Cet animisme qui imprègne toute la vie quotidienne à Madagascar, nous nous y sommes déjà retrouvés confrontés à plusieurs reprises. En effet, quoi de plus délicat que d’ouvrir le ventre de la terre pour faire resurgir des choses du passé ? Pour ne pas subir le courroux des esprits des anciens et éviter de mettre en danger les populations locales, il est indispensable de réaliser un certain nombre de rituels avant toute nouvelle opération archéologique. C’est toujours l’aîné du village le plus proche qui doit les accomplir, au milieu d’une une foule de curieux. Celui que nous avons effectué la veille mérite d’être rapporté, tant il est symptomatique des aventures à Madagascar.

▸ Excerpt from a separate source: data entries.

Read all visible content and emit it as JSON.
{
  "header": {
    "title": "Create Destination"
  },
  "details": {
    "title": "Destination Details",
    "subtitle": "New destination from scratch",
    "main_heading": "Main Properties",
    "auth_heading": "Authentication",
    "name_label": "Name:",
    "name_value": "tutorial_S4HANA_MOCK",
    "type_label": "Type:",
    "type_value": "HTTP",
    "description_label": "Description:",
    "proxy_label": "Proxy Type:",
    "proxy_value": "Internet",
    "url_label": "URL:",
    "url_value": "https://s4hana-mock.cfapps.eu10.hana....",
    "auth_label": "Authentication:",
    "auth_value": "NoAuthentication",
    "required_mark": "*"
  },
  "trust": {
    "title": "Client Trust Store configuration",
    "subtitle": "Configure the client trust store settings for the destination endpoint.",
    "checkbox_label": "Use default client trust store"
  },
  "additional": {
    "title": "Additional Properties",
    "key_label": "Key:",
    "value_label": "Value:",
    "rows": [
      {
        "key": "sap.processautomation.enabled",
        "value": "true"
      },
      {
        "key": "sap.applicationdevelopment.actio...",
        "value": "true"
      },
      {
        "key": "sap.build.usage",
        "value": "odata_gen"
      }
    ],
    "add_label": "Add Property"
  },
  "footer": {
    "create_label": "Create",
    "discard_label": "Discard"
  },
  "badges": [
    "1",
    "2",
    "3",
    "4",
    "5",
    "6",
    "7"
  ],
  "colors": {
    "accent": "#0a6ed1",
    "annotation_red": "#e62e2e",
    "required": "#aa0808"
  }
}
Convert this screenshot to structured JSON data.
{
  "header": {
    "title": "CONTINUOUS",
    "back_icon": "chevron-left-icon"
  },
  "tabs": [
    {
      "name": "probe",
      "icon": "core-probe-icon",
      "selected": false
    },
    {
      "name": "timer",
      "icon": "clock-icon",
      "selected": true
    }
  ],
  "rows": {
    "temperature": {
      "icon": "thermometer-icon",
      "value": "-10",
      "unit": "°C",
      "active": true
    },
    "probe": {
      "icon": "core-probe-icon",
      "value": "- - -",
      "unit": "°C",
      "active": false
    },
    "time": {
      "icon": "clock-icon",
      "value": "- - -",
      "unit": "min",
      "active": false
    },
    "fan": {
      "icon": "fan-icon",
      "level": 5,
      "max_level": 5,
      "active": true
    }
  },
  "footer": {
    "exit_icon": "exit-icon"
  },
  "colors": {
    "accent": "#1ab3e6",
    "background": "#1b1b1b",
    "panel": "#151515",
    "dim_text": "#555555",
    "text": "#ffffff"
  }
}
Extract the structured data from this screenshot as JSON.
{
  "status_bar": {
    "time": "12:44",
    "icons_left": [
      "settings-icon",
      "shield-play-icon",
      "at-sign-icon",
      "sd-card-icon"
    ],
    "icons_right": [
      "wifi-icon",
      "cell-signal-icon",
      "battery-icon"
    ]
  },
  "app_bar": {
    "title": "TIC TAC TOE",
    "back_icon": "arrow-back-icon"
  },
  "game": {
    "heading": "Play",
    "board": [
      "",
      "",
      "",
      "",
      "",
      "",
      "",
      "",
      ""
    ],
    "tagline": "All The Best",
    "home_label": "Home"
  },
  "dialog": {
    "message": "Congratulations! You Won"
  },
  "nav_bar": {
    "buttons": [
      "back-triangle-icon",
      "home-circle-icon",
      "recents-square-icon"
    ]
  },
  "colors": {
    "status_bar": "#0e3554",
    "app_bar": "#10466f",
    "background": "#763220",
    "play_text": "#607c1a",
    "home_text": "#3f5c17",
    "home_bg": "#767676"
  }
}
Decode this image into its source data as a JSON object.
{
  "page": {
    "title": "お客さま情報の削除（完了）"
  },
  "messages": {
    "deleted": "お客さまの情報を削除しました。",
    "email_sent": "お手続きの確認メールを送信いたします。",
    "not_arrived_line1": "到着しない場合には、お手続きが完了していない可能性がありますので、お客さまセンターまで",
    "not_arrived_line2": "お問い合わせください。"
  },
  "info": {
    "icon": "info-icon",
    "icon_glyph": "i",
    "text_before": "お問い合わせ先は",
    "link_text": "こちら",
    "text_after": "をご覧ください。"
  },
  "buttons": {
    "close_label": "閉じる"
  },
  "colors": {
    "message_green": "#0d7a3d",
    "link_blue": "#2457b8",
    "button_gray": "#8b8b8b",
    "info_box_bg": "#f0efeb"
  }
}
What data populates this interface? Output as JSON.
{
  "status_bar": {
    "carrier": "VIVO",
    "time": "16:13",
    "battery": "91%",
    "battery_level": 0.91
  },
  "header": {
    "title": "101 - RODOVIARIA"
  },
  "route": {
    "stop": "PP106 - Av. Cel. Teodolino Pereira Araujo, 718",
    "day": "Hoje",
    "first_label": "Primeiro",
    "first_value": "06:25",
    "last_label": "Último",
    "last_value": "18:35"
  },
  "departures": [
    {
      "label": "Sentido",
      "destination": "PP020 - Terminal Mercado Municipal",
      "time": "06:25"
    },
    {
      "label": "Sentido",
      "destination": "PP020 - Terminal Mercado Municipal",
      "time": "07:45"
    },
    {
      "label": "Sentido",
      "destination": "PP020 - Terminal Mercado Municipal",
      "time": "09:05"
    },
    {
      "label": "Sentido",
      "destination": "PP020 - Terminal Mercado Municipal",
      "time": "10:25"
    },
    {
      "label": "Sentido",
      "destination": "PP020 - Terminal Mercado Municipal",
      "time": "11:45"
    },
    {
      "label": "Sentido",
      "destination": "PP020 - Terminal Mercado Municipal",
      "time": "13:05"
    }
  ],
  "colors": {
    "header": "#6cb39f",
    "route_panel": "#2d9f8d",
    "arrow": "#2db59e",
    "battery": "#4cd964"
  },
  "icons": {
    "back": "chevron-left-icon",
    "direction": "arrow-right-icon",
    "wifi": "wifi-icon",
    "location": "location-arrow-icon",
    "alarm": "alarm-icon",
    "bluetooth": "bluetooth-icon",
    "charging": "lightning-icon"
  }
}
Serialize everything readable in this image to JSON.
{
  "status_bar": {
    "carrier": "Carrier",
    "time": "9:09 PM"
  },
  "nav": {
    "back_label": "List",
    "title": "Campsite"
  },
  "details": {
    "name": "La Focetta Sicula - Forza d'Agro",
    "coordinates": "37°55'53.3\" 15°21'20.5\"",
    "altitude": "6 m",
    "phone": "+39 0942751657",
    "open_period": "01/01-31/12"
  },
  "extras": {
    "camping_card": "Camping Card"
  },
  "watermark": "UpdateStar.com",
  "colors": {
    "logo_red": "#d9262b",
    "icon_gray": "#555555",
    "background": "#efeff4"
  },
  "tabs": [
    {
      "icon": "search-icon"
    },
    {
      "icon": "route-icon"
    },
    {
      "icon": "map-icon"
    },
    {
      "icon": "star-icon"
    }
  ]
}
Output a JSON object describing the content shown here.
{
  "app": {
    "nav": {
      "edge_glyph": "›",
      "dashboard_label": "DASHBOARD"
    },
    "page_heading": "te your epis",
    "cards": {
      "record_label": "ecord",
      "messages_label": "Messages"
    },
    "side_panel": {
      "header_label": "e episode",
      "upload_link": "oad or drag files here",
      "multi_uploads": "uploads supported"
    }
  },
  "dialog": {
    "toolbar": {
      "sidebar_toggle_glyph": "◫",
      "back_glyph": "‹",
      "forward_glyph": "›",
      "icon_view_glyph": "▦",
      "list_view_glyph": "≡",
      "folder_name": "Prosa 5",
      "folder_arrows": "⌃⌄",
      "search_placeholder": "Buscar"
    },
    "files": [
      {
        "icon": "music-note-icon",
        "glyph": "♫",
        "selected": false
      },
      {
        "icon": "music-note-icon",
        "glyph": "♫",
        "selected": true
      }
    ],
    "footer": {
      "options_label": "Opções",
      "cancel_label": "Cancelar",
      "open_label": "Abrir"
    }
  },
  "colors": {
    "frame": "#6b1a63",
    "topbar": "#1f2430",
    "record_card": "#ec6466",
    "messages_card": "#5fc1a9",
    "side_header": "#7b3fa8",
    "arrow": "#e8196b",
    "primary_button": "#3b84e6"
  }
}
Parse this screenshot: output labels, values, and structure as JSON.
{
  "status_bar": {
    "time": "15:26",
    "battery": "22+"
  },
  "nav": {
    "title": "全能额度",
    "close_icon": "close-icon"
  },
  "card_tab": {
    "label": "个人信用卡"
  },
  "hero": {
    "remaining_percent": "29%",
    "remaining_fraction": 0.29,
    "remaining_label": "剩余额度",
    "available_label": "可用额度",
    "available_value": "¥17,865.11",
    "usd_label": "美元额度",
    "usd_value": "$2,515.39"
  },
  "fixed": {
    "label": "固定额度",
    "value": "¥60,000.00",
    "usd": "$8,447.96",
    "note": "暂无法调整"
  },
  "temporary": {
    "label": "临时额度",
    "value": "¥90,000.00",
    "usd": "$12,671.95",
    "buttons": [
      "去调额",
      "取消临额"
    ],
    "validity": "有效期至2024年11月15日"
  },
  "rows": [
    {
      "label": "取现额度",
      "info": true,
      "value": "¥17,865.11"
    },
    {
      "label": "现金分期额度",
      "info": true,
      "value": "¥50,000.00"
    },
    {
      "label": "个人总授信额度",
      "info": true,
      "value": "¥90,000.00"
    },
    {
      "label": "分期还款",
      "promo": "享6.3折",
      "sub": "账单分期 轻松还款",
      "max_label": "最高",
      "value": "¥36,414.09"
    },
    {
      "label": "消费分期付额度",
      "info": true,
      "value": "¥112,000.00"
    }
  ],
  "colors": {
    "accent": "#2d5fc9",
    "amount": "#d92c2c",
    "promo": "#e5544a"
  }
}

Nous nous rendons à Amboronala pour parler avec le propriétaire du terrain et, formidable signe du destin, il nous apprend que son père, actuellement l’aîné du village, avait servi de guide à Pierre Verin, seul archéologue* à avoir parcouru et étudié cette région près de 60 années avant notre mission. Nous faisons tous les préparatifs, puis nous nous rendons sur le site, à 15 sur un pick-up entre des collines verdoyantes de palmiers. Une fois sur place, le fils de l’aîné, qui a visiblement un penchant marqué pour la bouteille et n’a montré d’intérêt que pour le rhum destiné aux libations, nous informe qu’il a oublié de nous prévenir qu’il fallait du miel aussi. Sans le miel, impossible de mener le rituel à bien. On s’en retourne donc précipitamment chercher du miel dans le village le plus proche. Heureusement, nous arrivons avec le précieux nectar avant que le soleil ne soit trop haut dans le ciel, sans quoi nous aurions dû repousser la cérémonie et le début des travaux au lendemain. L’aîné prononce quelques paroles, puis verse un verre de rhum sur le sol, fait un petit trou et enfouit un billet et certaines herbes cueillies pour l’occasion. Une fois le rite accompli, chacune et chacun se mouille les mains et la tête avec un peu de rhum, puis s’en sert une généreuse rasade pour s’attirer la bienveillance des esprits tutélaires. Les badauds amènent souvent un rhum de fabrication locale dans des jerrycans, afin qu’il y en ait assez pour tout le monde. Ainsi, les travaux ont souvent de la peine à démarrer directement à la suite de la cérémonie d’ouverture.
*Pierre Verin, archéologue et anthropologue français, 1934-2010.